The particular telecamera utilised to see the internal abdominal cavity enlarges the internal pictures six times bigger than their natural size and allows the operation to be done with accuracy, also reducing risk of infection and other complicated post-operatory complications.
By means of small incisions of the abdominal wall (which usually vary from da 0.5 to 1.5 centimetrres) devices (called Trocar) are positioned inside which particular laparoscopic instruments are positioned (pliers, scissors, ultrasonic scalpels, bipolar coagulator, irrigators for breathing and washing with sterile physiological solutions, mechanical devices and intestinal stitch cutters etc.).
When it is necessary to remove the intestinal tract or a diseased part of an organ (as happens in the removal of tumours or cysts of the colon affected by diverticulitis or by constipation) one must make an incision of about 7- 8 centimetres in the most appropriate place for the extraction of the operated part which will be sent to Pathological Anatomy for histological examination.
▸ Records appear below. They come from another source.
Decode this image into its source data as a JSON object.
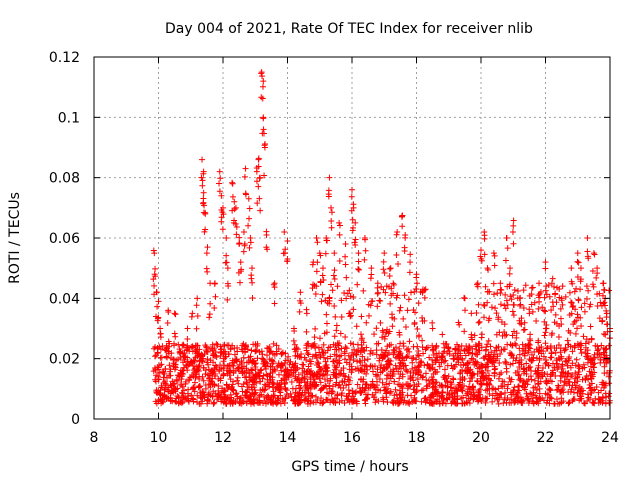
{
  "chart_data": {
    "type": "scatter",
    "title": "Day 004 of 2021, Rate Of TEC Index for receiver nlib",
    "xlabel": "GPS time / hours",
    "ylabel": "ROTI / TECUs",
    "xlim": [
      8,
      24
    ],
    "ylim": [
      0,
      0.12
    ],
    "x_ticks": [
      8,
      10,
      12,
      14,
      16,
      18,
      20,
      22,
      24
    ],
    "x_tick_labels": [
      "8",
      "10",
      "12",
      "14",
      "16",
      "18",
      "20",
      "22",
      "24"
    ],
    "y_ticks": [
      0,
      0.02,
      0.04,
      0.06,
      0.08,
      0.1,
      0.12
    ],
    "y_tick_labels": [
      "0",
      "0.02",
      "0.04",
      "0.06",
      "0.08",
      "0.1",
      "0.12"
    ],
    "grid": true,
    "marker": "plus",
    "marker_color": "#ff0000",
    "series": [
      {
        "name": "ROTI",
        "points": [
          [
            9.87,
            0.055
          ],
          [
            9.88,
            0.048
          ],
          [
            9.95,
            0.042
          ],
          [
            10.0,
            0.039
          ],
          [
            10.05,
            0.03
          ],
          [
            10.3,
            0.036
          ],
          [
            10.5,
            0.035
          ],
          [
            10.9,
            0.03
          ],
          [
            11.05,
            0.035
          ],
          [
            11.2,
            0.04
          ],
          [
            11.35,
            0.086
          ],
          [
            11.4,
            0.082
          ],
          [
            11.4,
            0.075
          ],
          [
            11.45,
            0.068
          ],
          [
            11.5,
            0.055
          ],
          [
            11.6,
            0.045
          ],
          [
            11.75,
            0.045
          ],
          [
            11.9,
            0.082
          ],
          [
            11.95,
            0.074
          ],
          [
            12.0,
            0.07
          ],
          [
            12.1,
            0.06
          ],
          [
            12.15,
            0.05
          ],
          [
            12.3,
            0.078
          ],
          [
            12.35,
            0.072
          ],
          [
            12.4,
            0.07
          ],
          [
            12.5,
            0.058
          ],
          [
            12.55,
            0.052
          ],
          [
            12.65,
            0.062
          ],
          [
            12.7,
            0.083
          ],
          [
            12.8,
            0.073
          ],
          [
            12.85,
            0.06
          ],
          [
            12.9,
            0.05
          ],
          [
            13.05,
            0.082
          ],
          [
            13.1,
            0.086
          ],
          [
            13.15,
            0.08
          ],
          [
            13.2,
            0.115
          ],
          [
            13.25,
            0.112
          ],
          [
            13.25,
            0.1
          ],
          [
            13.3,
            0.09
          ],
          [
            13.35,
            0.061
          ],
          [
            13.6,
            0.045
          ],
          [
            13.9,
            0.062
          ],
          [
            14.0,
            0.059
          ],
          [
            14.2,
            0.03
          ],
          [
            14.4,
            0.042
          ],
          [
            14.6,
            0.035
          ],
          [
            14.8,
            0.052
          ],
          [
            14.9,
            0.06
          ],
          [
            15.0,
            0.055
          ],
          [
            15.1,
            0.05
          ],
          [
            15.2,
            0.06
          ],
          [
            15.3,
            0.08
          ],
          [
            15.35,
            0.07
          ],
          [
            15.45,
            0.055
          ],
          [
            15.6,
            0.065
          ],
          [
            15.8,
            0.058
          ],
          [
            16.0,
            0.076
          ],
          [
            16.05,
            0.07
          ],
          [
            16.1,
            0.065
          ],
          [
            16.2,
            0.055
          ],
          [
            16.4,
            0.06
          ],
          [
            16.6,
            0.05
          ],
          [
            16.8,
            0.045
          ],
          [
            17.0,
            0.055
          ],
          [
            17.2,
            0.05
          ],
          [
            17.4,
            0.062
          ],
          [
            17.55,
            0.067
          ],
          [
            17.65,
            0.061
          ],
          [
            17.8,
            0.052
          ],
          [
            18.0,
            0.048
          ],
          [
            18.2,
            0.043
          ],
          [
            18.5,
            0.03
          ],
          [
            18.8,
            0.028
          ],
          [
            19.3,
            0.032
          ],
          [
            19.5,
            0.04
          ],
          [
            19.7,
            0.035
          ],
          [
            19.9,
            0.045
          ],
          [
            20.0,
            0.056
          ],
          [
            20.1,
            0.062
          ],
          [
            20.2,
            0.05
          ],
          [
            20.4,
            0.055
          ],
          [
            20.6,
            0.045
          ],
          [
            20.8,
            0.06
          ],
          [
            20.9,
            0.05
          ],
          [
            21.0,
            0.064
          ],
          [
            21.2,
            0.04
          ],
          [
            21.5,
            0.035
          ],
          [
            21.8,
            0.045
          ],
          [
            22.0,
            0.052
          ],
          [
            22.2,
            0.045
          ],
          [
            22.5,
            0.04
          ],
          [
            22.8,
            0.05
          ],
          [
            23.0,
            0.055
          ],
          [
            23.1,
            0.05
          ],
          [
            23.3,
            0.06
          ],
          [
            23.5,
            0.055
          ],
          [
            23.6,
            0.05
          ],
          [
            23.8,
            0.045
          ],
          [
            23.9,
            0.035
          ],
          [
            24.0,
            0.03
          ]
        ],
        "dense_band": {
          "x_range": [
            9.85,
            24.0
          ],
          "typical_y_range": [
            0.005,
            0.025
          ],
          "enhanced_y_range": [
            0.005,
            0.045
          ]
        }
      }
    ]
  }
}
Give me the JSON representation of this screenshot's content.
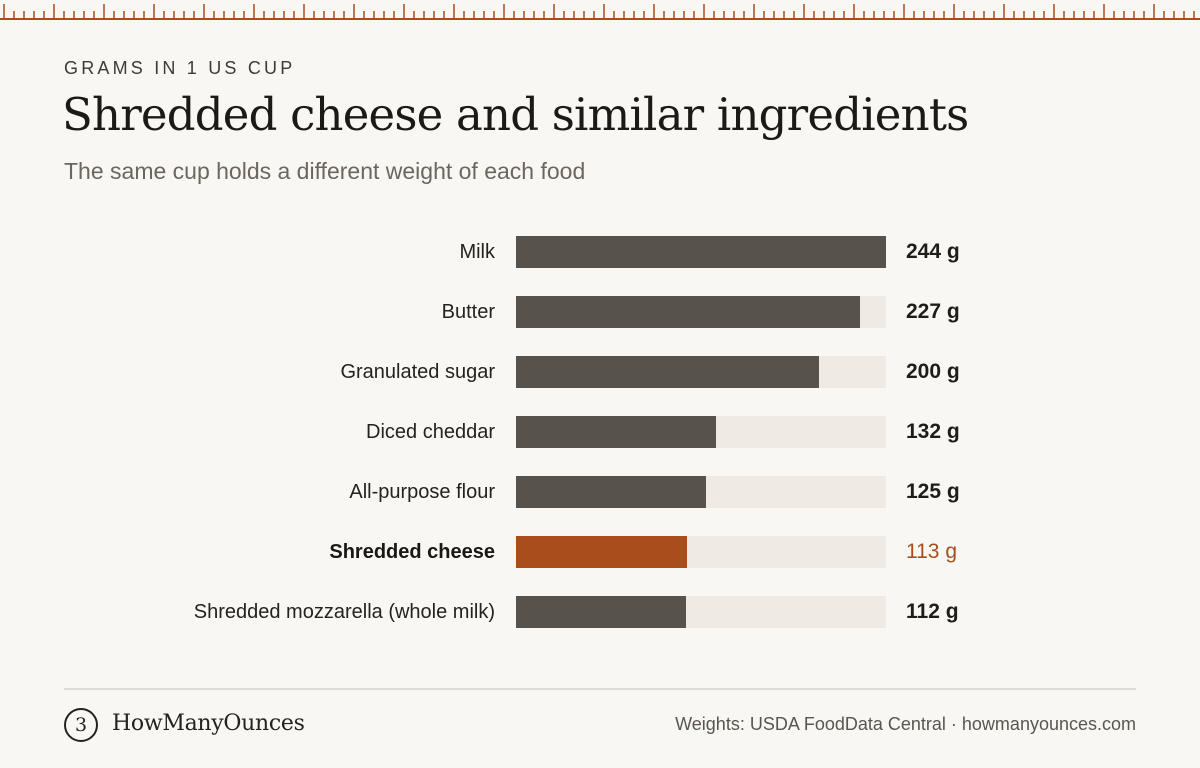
{
  "header": {
    "eyebrow": "GRAMS IN 1 US CUP",
    "title": "Shredded cheese and similar ingredients",
    "subtitle": "The same cup holds a different weight of each food"
  },
  "chart_data": {
    "type": "bar",
    "orientation": "horizontal",
    "title": "Shredded cheese and similar ingredients",
    "subtitle": "The same cup holds a different weight of each food",
    "categories": [
      "Milk",
      "Butter",
      "Granulated sugar",
      "Diced cheddar",
      "All-purpose flour",
      "Shredded cheese",
      "Shredded mozzarella (whole milk)"
    ],
    "values": [
      244,
      227,
      200,
      132,
      125,
      113,
      112
    ],
    "value_labels": [
      "244 g",
      "227 g",
      "200 g",
      "132 g",
      "125 g",
      "113 g",
      "112 g"
    ],
    "unit": "g",
    "highlight": "Shredded cheese",
    "xlim": [
      0,
      244
    ],
    "grid": false,
    "colors": {
      "bar": "#57524b",
      "highlight": "#a84e1c",
      "track": "#efebe4"
    }
  },
  "footer": {
    "logo_glyph": "3",
    "brand": "HowManyOunces",
    "source": "Weights: USDA FoodData Central · howmanyounces.com"
  },
  "colors": {
    "accent": "#a84e1c",
    "background": "#f9f7f3"
  }
}
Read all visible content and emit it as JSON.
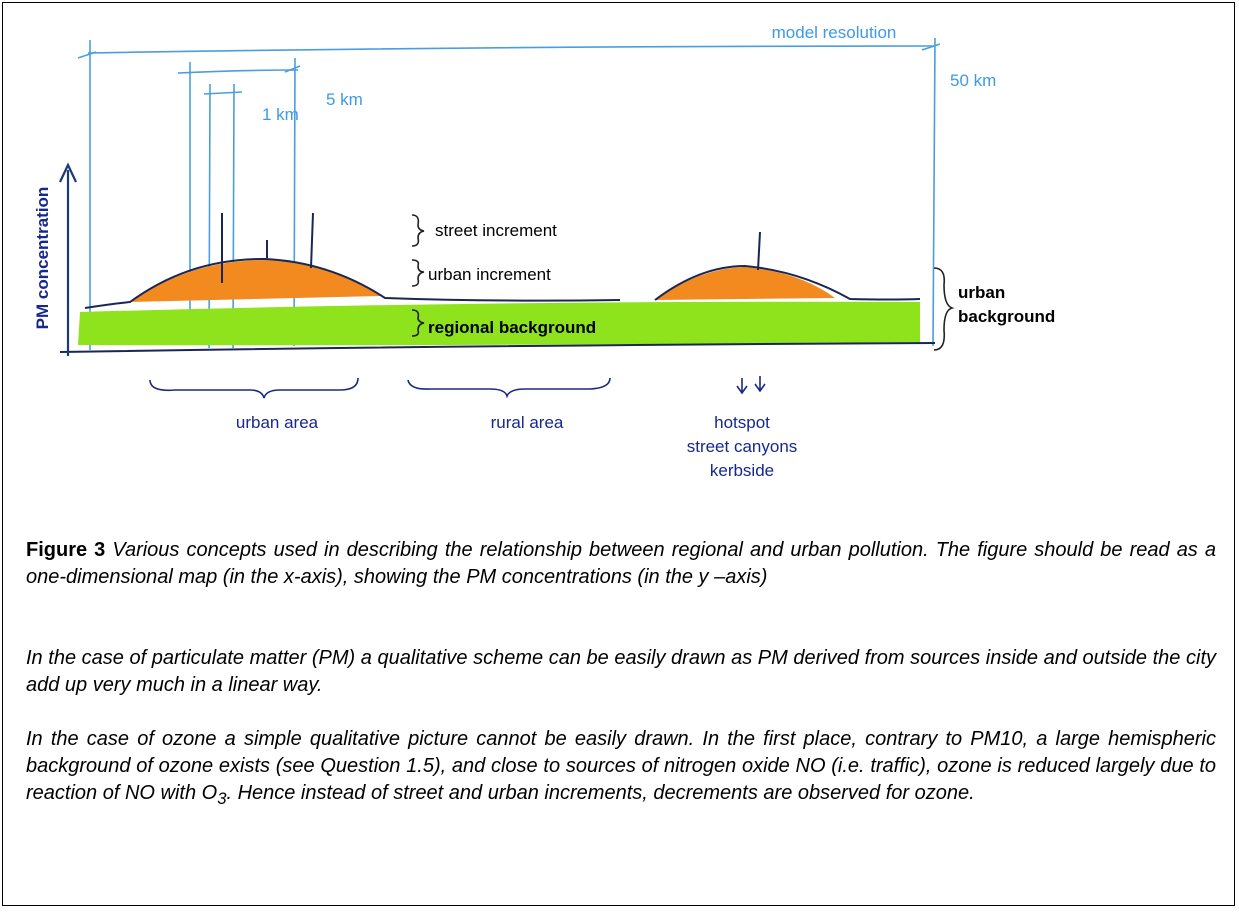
{
  "diagram": {
    "axis_label": "PM concentration",
    "model_resolution": "model resolution",
    "resolution_50km": "50 km",
    "resolution_5km": "5 km",
    "resolution_1km": "1 km",
    "street_increment": "street increment",
    "urban_increment": "urban increment",
    "regional_background": "regional background",
    "urban_background": [
      "urban",
      "background"
    ],
    "urban_area": "urban area",
    "rural_area": "rural area",
    "hotspot": [
      "hotspot",
      "street canyons",
      "kerbside"
    ]
  },
  "caption": {
    "label": "Figure 3",
    "text": "Various concepts used in describing the relationship between regional and urban pollution. The figure should be read as a one-dimensional map (in the x-axis), showing the PM concentrations (in the y –axis)"
  },
  "paragraphs": [
    {
      "text": "In the case of particulate matter (PM) a qualitative scheme can be easily drawn as PM derived from sources inside and outside the city add up very much in a linear way."
    },
    {
      "text": "In the case of ozone a simple qualitative picture cannot be easily drawn. In the first place, contrary to PM10, a large hemispheric background of ozone exists (see Question 1.5), and close to sources of nitrogen oxide NO (i.e. traffic), ozone is reduced largely due to reaction of NO with O",
      "subscript": "3",
      "text_after": ". Hence instead of street and urban increments, decrements are observed for ozone."
    }
  ]
}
All patients can be cured by the laparoscopic or mini-invasive technique, except for those with a high operatory risk, seriously multi-traumatised people, and those with intestinal occlusions.
In a small pecentage of cases (about 3-4%), owing to anesthesiological problems or linked to illness and/or other associated pathologies, it is not possible to complete the procedure by means of laparoscopy and therefore one follows and finishes with the traditional method (that is an abdomen incision about 25- 30 cm long is made).
Even the common and fastidious anal-rectal illnesses (hemorrhoids, fistulas and piles) are treated at our Centre with the most sophisticated equipment: ultrasonic and/or radiofrequency scalpels.